Mais la guerre n’est pas terminée. Les gens nous parlent d’un nouvel assassinat commis la veille. Apparemment, la victime, assassinée dans son champ de maïs, était un partisan du PRI qui participait dans un processus de réconciliation avec l’église de Tila. On peut sentir la tension dans les communautés voisines. Ils nous disent aussi que ces derniers temps, ils ont vu des hommes provenant d’autres communautés du PRI. Il y a beaucoup de cas de meurtres non éclaircis dans ces communautés et les victimes proviennent de tous les groupes.

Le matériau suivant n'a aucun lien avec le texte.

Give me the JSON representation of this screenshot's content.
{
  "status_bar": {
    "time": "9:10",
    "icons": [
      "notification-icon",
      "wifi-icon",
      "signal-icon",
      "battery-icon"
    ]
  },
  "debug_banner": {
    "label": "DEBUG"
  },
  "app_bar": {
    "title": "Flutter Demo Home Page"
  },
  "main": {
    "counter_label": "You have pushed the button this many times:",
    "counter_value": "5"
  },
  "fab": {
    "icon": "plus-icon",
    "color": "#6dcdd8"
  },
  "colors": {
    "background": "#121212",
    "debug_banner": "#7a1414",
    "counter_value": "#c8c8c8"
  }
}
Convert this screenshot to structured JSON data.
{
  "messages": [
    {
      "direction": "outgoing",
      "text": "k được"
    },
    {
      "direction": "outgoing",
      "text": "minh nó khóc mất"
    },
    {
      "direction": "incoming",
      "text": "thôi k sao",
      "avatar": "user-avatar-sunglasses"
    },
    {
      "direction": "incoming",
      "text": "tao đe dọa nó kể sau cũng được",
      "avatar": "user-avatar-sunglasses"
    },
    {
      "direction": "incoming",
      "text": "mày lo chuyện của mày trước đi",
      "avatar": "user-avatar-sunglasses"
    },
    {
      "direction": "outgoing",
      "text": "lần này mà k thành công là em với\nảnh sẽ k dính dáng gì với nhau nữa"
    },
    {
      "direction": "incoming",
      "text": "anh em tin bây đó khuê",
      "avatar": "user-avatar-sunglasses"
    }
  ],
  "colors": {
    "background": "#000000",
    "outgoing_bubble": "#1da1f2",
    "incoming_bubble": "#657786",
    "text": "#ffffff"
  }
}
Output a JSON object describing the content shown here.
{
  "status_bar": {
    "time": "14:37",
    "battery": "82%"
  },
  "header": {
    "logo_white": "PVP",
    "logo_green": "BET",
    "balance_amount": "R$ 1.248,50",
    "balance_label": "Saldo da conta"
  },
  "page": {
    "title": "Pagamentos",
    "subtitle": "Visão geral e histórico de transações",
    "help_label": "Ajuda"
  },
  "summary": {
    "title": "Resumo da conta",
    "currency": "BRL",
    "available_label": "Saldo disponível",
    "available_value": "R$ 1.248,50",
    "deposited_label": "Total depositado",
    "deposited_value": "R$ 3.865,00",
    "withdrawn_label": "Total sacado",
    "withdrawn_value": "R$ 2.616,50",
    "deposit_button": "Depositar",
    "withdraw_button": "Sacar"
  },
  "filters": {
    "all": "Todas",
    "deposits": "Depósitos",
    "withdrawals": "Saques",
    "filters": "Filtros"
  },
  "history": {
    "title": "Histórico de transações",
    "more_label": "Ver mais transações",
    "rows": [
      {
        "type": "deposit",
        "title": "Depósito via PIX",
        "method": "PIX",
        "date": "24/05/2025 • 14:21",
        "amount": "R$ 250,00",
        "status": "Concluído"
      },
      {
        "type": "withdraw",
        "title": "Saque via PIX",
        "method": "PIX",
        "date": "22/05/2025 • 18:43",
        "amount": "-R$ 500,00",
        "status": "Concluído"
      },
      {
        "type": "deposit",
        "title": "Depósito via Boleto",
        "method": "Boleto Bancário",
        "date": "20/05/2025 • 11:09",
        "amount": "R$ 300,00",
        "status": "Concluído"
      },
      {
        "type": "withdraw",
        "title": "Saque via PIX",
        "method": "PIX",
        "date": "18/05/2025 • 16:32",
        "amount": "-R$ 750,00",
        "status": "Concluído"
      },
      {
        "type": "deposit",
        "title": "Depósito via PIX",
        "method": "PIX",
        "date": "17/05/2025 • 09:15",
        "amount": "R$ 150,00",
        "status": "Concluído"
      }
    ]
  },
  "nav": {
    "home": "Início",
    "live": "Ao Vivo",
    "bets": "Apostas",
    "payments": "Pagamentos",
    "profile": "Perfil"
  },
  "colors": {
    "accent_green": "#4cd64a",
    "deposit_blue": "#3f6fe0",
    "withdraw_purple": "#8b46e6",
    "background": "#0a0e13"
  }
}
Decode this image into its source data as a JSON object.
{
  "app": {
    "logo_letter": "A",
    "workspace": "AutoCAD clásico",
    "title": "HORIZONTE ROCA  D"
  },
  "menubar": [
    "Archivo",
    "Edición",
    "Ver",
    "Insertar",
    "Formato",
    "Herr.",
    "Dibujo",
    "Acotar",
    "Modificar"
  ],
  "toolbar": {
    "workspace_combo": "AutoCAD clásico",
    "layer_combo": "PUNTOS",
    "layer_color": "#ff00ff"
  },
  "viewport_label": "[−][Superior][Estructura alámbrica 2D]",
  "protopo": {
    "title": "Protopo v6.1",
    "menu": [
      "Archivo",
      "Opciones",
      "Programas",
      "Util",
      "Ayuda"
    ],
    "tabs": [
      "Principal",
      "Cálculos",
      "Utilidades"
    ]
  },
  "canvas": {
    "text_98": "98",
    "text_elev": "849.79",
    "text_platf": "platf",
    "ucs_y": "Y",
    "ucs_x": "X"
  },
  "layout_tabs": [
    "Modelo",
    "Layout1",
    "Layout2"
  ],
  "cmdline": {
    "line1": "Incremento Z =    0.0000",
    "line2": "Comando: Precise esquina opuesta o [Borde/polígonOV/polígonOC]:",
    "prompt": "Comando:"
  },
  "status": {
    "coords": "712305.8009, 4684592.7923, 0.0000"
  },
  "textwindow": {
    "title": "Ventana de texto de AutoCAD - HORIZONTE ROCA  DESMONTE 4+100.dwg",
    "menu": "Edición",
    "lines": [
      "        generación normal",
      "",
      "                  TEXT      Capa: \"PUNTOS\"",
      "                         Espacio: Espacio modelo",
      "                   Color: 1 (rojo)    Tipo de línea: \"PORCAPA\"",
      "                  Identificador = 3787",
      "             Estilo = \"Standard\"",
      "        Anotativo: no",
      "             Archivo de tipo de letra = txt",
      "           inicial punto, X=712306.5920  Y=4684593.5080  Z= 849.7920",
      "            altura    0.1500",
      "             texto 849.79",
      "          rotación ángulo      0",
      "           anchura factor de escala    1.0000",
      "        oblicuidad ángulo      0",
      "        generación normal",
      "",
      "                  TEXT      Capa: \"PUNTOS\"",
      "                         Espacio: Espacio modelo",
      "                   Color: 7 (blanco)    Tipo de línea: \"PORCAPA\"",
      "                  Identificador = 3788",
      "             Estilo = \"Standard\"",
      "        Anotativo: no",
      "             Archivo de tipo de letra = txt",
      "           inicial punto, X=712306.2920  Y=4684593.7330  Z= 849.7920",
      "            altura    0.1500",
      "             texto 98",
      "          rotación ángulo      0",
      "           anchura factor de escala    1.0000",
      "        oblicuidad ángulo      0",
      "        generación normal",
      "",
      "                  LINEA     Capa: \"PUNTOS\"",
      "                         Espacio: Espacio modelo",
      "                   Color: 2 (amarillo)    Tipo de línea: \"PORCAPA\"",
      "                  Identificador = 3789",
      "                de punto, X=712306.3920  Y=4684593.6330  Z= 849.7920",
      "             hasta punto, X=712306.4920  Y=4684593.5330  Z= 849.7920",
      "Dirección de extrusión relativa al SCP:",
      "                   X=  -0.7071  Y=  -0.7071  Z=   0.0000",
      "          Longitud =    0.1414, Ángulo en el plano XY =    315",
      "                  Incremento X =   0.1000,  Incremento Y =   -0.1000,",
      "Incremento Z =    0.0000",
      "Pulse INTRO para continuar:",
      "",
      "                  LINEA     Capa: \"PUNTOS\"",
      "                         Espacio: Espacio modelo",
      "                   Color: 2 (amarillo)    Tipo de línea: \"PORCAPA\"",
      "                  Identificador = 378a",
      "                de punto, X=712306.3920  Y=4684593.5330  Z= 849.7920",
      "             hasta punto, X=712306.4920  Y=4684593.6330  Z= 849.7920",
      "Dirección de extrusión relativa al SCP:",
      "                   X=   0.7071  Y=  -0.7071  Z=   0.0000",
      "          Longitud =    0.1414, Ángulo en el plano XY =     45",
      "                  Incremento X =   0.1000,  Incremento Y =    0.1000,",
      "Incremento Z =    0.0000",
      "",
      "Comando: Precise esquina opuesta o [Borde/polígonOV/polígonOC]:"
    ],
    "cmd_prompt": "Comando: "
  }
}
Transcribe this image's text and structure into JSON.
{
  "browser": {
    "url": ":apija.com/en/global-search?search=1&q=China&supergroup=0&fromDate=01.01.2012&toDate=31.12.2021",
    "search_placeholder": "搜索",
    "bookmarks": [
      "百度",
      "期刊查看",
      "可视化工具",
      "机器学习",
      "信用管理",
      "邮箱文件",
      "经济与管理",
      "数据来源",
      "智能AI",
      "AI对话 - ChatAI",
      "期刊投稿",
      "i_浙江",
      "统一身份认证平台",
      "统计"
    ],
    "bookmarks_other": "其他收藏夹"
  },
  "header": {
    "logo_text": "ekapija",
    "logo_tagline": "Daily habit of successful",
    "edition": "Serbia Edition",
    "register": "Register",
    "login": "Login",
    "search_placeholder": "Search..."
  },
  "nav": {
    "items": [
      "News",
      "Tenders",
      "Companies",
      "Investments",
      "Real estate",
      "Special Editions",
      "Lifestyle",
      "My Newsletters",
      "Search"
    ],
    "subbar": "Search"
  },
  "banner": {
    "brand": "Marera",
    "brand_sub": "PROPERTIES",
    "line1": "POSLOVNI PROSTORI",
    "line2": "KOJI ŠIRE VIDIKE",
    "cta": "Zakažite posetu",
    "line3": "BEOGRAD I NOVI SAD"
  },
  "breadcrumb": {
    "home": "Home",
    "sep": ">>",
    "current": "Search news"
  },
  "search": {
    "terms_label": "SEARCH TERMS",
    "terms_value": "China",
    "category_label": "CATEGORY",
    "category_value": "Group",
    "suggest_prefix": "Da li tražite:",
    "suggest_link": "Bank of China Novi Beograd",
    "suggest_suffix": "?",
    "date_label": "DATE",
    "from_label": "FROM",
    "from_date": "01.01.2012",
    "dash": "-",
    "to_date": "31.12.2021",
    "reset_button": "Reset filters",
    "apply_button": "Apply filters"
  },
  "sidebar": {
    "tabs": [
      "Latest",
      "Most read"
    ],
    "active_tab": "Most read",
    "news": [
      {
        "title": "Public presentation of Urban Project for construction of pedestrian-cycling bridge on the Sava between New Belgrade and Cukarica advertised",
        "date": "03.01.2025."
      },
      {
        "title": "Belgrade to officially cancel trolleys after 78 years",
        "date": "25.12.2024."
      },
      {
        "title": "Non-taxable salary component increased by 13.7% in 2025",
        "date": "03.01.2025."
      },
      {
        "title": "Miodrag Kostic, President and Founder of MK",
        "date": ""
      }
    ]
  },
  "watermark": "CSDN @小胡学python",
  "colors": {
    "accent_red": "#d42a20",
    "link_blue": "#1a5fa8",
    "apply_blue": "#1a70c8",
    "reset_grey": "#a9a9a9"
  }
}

Nous devions ensuite présenter nos marionnettes à Nuevo Limar, une communauté fortement divisée, majoritairement du PRI, où il y a une base militaire. D’autres personnes, qui avouent se sentir menacées à nouveau, nous recommandent de ne pas présenter le spectacle sur la place comme nous l’avions pensé par peur des représailles. Finalement nous décidons de le présenter devant la maison de l’un d’eux. De manière significative, nous avons reçu la plus grande participation du public lors de cette dernière présentation. À nouveau, des personnes issues de tous les groupes politiques et religieux étaient présentes. Ils nous remercient pour la visite. Nous sentons que cela les anime.
Nous sommes rentrés à San Cristóbal le cœur content et avec l’envie de vite reprendre la route pour continuer à présenter notre spectacle de marionnettes.»